- Native name: انطوان حايك
- Church: Melkite Greek Catholic Church
- Archdiocese: Archeparchy of Baniyas
- In office: 19 July 1989 – 2006
- Predecessor: Nicolas Hajj
- Successor: Georges Nicholas Haddad

Orders
- Ordination: 1 August 1954
- Consecration: 11 February 1990 by Maximos V Hakim

Personal details
- Born: 26 August 1928 Maghdouché, Mandatory Lebanese Republic, French Empire
- Died: 1 May 2010 (aged 81)

= Antoine Hayek =

Melkite Greek Catholic archbishop (1928–2010)

Antoine Hayek (26 August 1928 – 1 May 2010) was an Eastern Catholic bishop of the Melkite Greek Catholic Church and was archbishop of the Melkite Greek Catholic Archeparchy of Baniyas.

==Life==
Antoine Hayek joined the Congregation of the Basilians and was ordained on 1 August 1954 to the priesthood.
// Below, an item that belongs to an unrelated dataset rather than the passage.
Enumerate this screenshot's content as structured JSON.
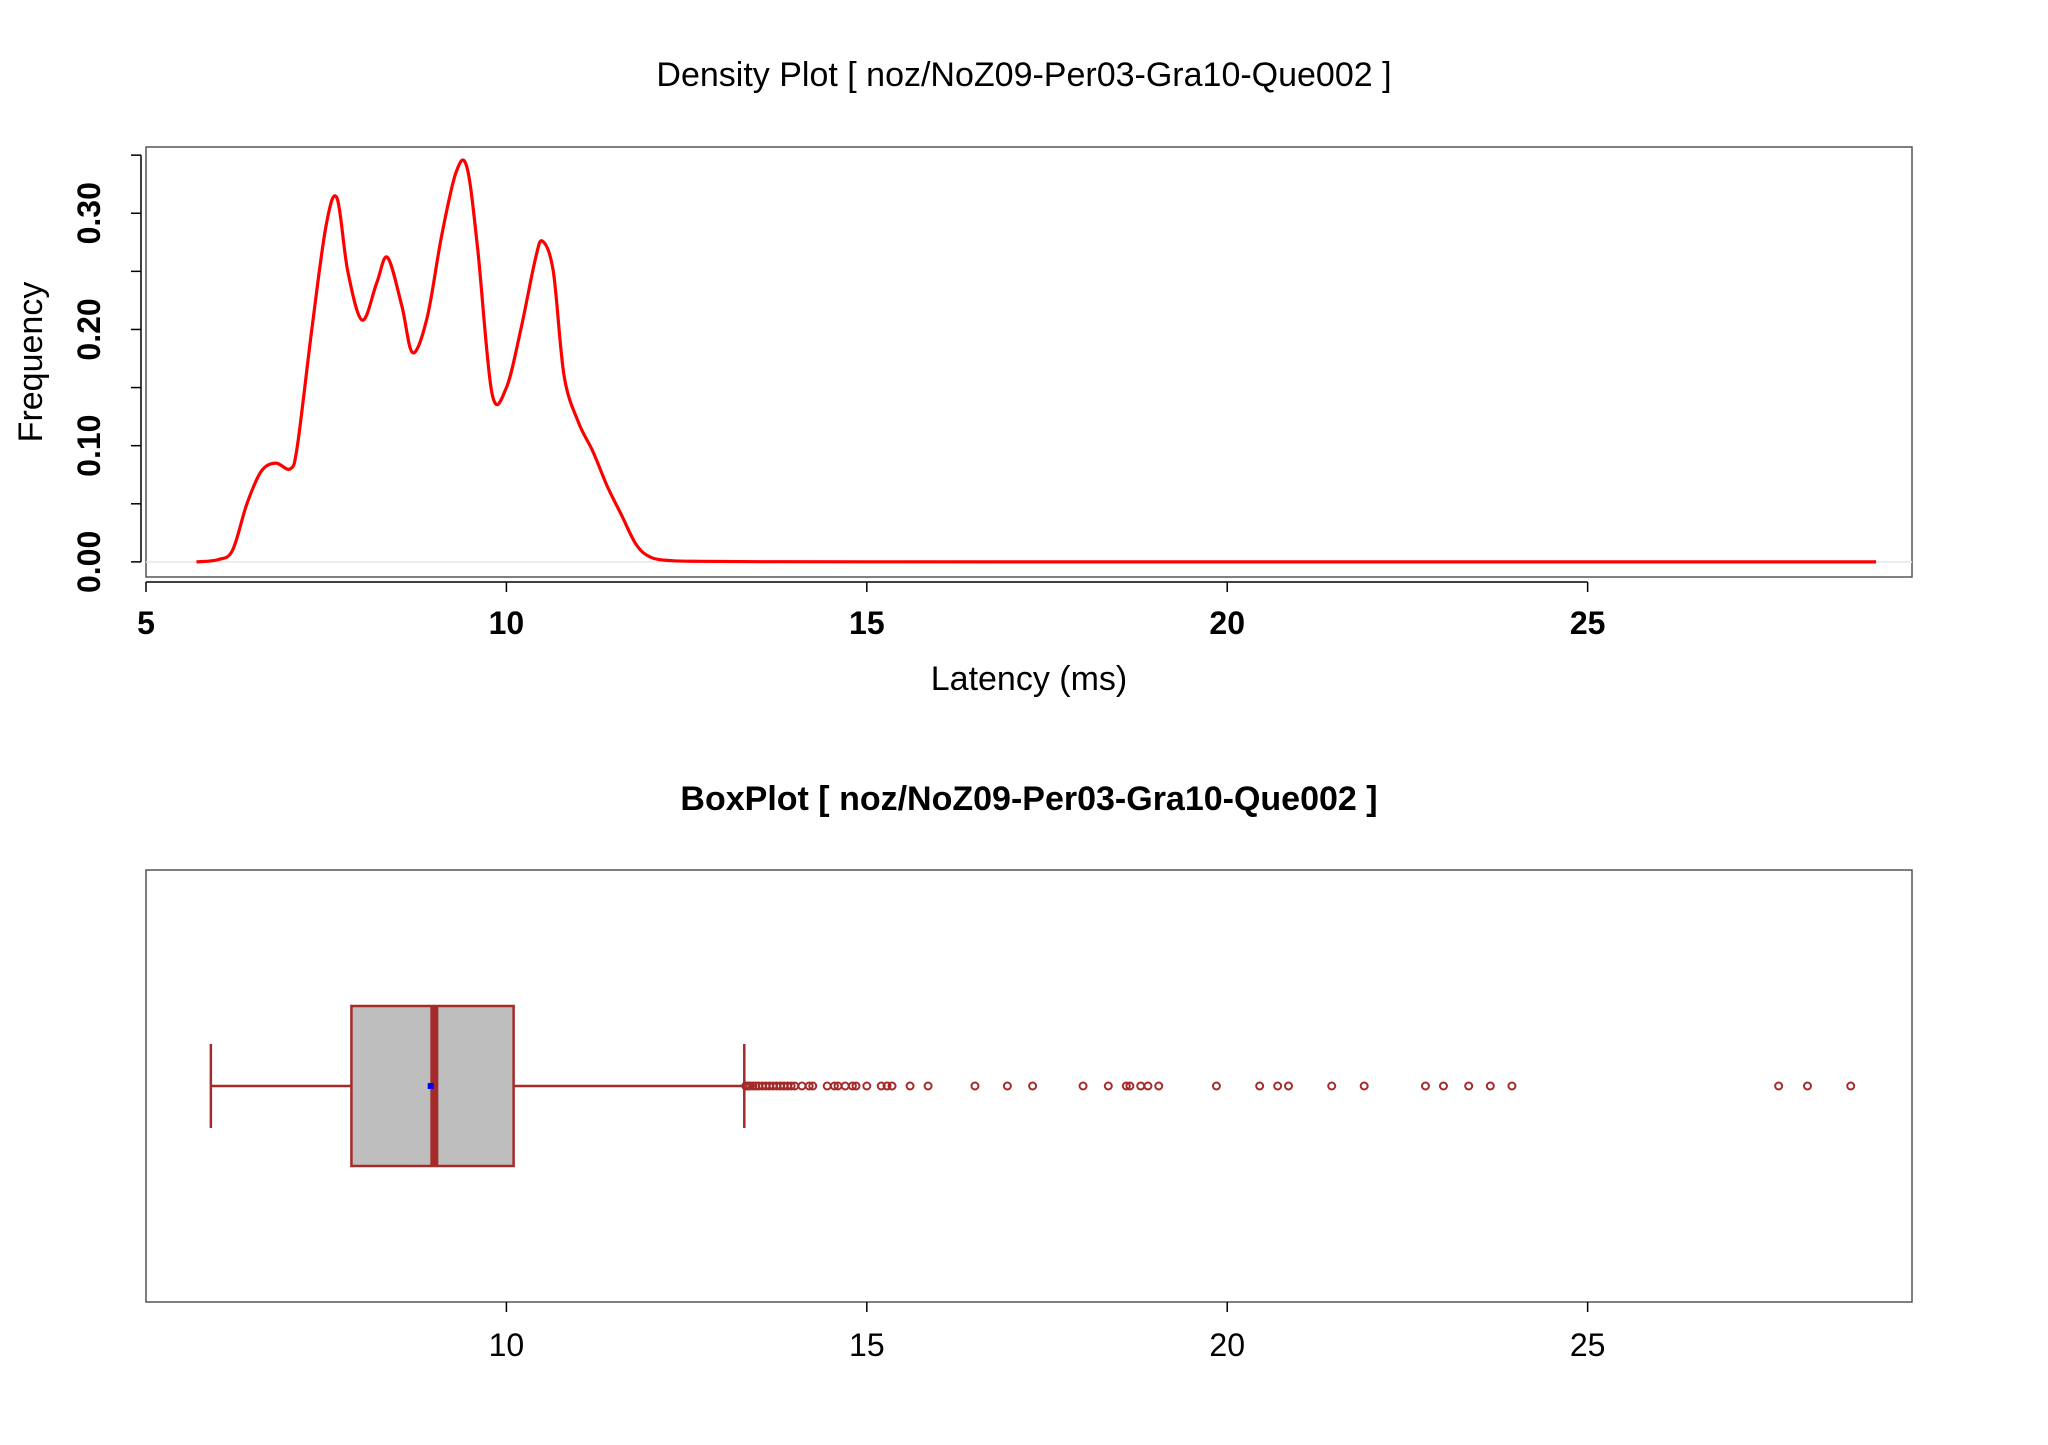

He was elected by the Holy Synod of the Melkite Greek Catholic Church Archbishop of Archeparchy of Banyas (Caesarea Philippi) and Marjayoun being confirmed by Pope John Paul II on 19 July 1989. His episcopal ordination was performed on 11 February 1990 by Maximos V Hakim, Patriarch of Antioch of the Melkite Greek Catholic Church and his co-consecrators were Joseph Raya, Archbishop of Acre Archeparchy of Graeco-Melkites, and Abraham Nehmé, Archbishop of Homs the Greek Melkites.

Hayek was a member of the Assembly of Catholic Patriarchs and Bishops in Lebanon.

His age-related resignation occurred during the Holy Synod in Ain Traz, which took place from 9 to 14 October 2006.